Die Stadtspitze bedauere den Weggang von Fischer sehr, könne aber aufgrund der herausragenden Position des Kreisbaurats den Wechsel nachvollziehen, lässt Stadtsprecherin Lea Drewnitzky auf Nachfrage dieser Redaktion mitteilen. Fischers Arbeitsplatz wird dann künftig in Stadthagen sein. Als Chef des Dezernats III mit etwa 110 Beschäftigten hat er beim Landkreis Schaumburg die Leitstelle Klimaschutz, das Bauordnungsamt, Hochbauamt sowie das Amt für Kreisstraßen, Wasser- und Abfallwirtschaft unter sich.
Fischer wohnt in Bückeburg. Durch die Ausschreibung und das Angebot seines heimischen Landkreises sei er auf die Stelle in der Schaumburger Kreisverwaltung aufmerksam geworden, hatte er jüngst gegenüber dieser Redaktion erklärt und damit seinen Wechsel nach Schaumburg öffentlich bestätigt.
Das Baudezernat gehört zu den wichtigsten Ämtern in einem Rathaus. Es verantwortet die gesamte städtische Entwicklung, von der Bebauungsplanung bis zur Umsetzung von Straßen, Schulen und öffentlichen Gebäuden. Barsinghausen hat hier aktuell einiges vor der Brust. Gefragt nach den wichtigsten Projekten in diesem Jahr, nennt die Stadtverwaltung die Fertigstellung der Wilhelm-Stedler-Schule, den Neubau eines Feuerwehrhauses für Groß Munzel sowie die ganzen Maßnahmen im Straßenbaubereich.
Zu Letzteren gehören unter anderem die Arbeiten auf dem Innenstadtring – eine millionenschwere Sanierung der Straßen rund um die City, die alles in allem noch mehrere Jahre in Anspruch nehmen wird. Aktuell ist hier die Rehrbrinkstraße zwischen Berico-Klinik und Bäckerei Hünerberg aufgerissen. Noch bis zum Sommer wird der erste Bauabschnitt dauern. Dann will sich die Stadt den nächsten Abschnitt von der Kaltenbornstraße bis zur Glockenstraße vornehmen.
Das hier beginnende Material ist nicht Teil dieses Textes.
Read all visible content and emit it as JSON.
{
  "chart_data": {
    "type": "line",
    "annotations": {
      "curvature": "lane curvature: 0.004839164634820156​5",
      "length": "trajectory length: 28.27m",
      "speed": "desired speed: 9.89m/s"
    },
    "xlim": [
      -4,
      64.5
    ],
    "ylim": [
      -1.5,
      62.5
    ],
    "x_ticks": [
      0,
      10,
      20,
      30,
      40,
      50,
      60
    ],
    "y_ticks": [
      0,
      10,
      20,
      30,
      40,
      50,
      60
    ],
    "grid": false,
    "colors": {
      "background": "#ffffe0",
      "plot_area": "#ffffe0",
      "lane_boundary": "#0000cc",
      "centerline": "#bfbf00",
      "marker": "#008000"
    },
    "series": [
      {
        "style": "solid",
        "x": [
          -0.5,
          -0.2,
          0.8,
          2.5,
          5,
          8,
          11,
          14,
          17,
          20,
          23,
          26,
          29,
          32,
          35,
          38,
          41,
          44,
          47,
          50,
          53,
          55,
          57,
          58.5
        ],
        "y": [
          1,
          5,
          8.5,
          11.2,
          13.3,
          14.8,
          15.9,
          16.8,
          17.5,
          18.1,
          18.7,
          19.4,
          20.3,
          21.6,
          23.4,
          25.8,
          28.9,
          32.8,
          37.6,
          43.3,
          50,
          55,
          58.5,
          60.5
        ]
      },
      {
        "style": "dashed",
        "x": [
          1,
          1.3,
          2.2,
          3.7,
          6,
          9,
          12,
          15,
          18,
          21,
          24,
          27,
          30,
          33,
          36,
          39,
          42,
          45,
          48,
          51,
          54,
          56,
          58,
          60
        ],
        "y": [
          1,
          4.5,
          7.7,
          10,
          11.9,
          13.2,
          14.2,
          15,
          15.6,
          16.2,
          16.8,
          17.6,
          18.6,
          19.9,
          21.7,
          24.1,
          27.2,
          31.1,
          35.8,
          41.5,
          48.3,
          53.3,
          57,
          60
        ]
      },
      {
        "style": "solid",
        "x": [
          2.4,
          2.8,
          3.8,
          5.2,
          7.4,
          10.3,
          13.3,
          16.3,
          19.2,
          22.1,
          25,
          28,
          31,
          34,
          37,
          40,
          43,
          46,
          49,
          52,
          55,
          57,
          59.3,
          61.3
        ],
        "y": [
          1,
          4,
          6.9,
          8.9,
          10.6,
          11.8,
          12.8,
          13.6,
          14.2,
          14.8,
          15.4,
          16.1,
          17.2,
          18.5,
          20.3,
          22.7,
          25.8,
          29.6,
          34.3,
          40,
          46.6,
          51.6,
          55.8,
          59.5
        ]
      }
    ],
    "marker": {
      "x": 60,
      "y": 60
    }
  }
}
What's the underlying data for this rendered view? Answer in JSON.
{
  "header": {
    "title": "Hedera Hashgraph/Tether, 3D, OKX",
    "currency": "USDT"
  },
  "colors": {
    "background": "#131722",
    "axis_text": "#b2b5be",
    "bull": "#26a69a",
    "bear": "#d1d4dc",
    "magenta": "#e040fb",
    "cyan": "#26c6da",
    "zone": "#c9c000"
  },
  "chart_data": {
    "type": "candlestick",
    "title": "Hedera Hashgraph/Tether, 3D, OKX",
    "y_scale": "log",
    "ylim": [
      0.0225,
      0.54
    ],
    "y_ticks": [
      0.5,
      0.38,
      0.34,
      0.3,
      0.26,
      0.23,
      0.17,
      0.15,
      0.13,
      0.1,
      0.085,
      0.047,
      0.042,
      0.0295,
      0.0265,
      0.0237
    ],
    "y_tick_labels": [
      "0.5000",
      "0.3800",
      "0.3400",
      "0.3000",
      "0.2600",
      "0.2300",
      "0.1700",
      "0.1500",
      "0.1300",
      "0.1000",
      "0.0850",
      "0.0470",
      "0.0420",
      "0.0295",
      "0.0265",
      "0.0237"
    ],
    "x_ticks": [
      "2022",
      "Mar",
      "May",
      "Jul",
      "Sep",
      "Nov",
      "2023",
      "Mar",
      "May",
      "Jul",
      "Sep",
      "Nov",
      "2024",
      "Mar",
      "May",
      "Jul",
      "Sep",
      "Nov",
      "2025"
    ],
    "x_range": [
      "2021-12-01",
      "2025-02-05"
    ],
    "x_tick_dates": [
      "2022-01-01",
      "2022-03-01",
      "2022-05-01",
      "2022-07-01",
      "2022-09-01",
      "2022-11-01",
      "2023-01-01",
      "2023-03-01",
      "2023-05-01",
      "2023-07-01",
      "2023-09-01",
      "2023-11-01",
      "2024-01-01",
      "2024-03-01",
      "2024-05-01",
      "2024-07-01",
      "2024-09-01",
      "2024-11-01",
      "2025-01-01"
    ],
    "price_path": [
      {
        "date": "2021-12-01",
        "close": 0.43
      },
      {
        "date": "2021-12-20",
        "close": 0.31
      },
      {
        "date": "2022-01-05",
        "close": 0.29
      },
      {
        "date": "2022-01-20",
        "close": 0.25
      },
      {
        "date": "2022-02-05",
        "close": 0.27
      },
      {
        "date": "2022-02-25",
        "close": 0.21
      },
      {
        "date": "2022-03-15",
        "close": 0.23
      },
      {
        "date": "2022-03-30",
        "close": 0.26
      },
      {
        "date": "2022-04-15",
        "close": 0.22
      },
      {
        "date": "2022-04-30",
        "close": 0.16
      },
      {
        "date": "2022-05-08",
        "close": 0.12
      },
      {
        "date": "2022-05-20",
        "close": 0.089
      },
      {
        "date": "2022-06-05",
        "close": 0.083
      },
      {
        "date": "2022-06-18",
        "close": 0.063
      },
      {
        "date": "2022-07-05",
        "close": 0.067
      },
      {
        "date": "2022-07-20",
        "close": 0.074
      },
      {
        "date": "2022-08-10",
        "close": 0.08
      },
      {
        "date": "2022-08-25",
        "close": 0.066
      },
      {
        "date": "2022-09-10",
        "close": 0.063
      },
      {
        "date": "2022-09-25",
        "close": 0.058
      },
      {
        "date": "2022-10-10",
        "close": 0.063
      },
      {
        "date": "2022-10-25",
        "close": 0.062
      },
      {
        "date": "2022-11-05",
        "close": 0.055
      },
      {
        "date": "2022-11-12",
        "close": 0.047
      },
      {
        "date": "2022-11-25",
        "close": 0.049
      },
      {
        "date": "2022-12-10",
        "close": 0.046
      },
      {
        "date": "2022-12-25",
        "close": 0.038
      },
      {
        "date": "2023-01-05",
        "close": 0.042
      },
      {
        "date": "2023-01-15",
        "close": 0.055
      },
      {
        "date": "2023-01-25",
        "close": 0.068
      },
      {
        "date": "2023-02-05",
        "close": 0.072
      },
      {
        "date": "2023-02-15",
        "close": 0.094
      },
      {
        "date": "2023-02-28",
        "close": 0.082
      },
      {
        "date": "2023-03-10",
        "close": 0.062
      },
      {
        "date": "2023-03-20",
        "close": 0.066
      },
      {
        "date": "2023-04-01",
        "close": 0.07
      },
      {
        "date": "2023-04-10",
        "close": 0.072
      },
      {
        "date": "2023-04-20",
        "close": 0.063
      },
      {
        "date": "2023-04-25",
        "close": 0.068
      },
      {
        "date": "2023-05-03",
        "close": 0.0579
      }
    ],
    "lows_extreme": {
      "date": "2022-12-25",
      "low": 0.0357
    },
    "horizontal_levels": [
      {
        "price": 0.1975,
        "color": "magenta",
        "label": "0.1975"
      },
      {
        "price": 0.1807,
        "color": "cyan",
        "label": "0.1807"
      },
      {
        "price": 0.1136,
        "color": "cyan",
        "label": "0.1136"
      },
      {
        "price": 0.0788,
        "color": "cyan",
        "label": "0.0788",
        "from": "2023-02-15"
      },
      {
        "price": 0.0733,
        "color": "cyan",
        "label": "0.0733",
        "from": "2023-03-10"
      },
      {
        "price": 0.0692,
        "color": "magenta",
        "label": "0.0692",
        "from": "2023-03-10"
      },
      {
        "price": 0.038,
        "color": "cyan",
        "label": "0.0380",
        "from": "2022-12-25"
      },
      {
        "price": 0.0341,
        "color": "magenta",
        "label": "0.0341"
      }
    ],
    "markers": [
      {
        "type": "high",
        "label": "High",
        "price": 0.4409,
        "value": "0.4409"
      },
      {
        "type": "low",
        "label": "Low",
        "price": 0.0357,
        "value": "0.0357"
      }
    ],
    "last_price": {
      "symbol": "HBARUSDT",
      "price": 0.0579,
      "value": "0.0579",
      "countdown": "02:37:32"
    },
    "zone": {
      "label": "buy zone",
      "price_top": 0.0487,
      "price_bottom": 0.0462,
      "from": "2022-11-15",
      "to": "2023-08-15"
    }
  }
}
„So bald wie möglich“, so die Sprecherin der Stadt Barsinghausen, solle die Stelle neu ausgeschrieben werden. Die Stadtverwaltung möchte eine möglichst nahtlose Wiederbesetzung dieses wichtigen Rathaus-Jobs hinbekommen – was in der Vergangenheit nicht immer gelang.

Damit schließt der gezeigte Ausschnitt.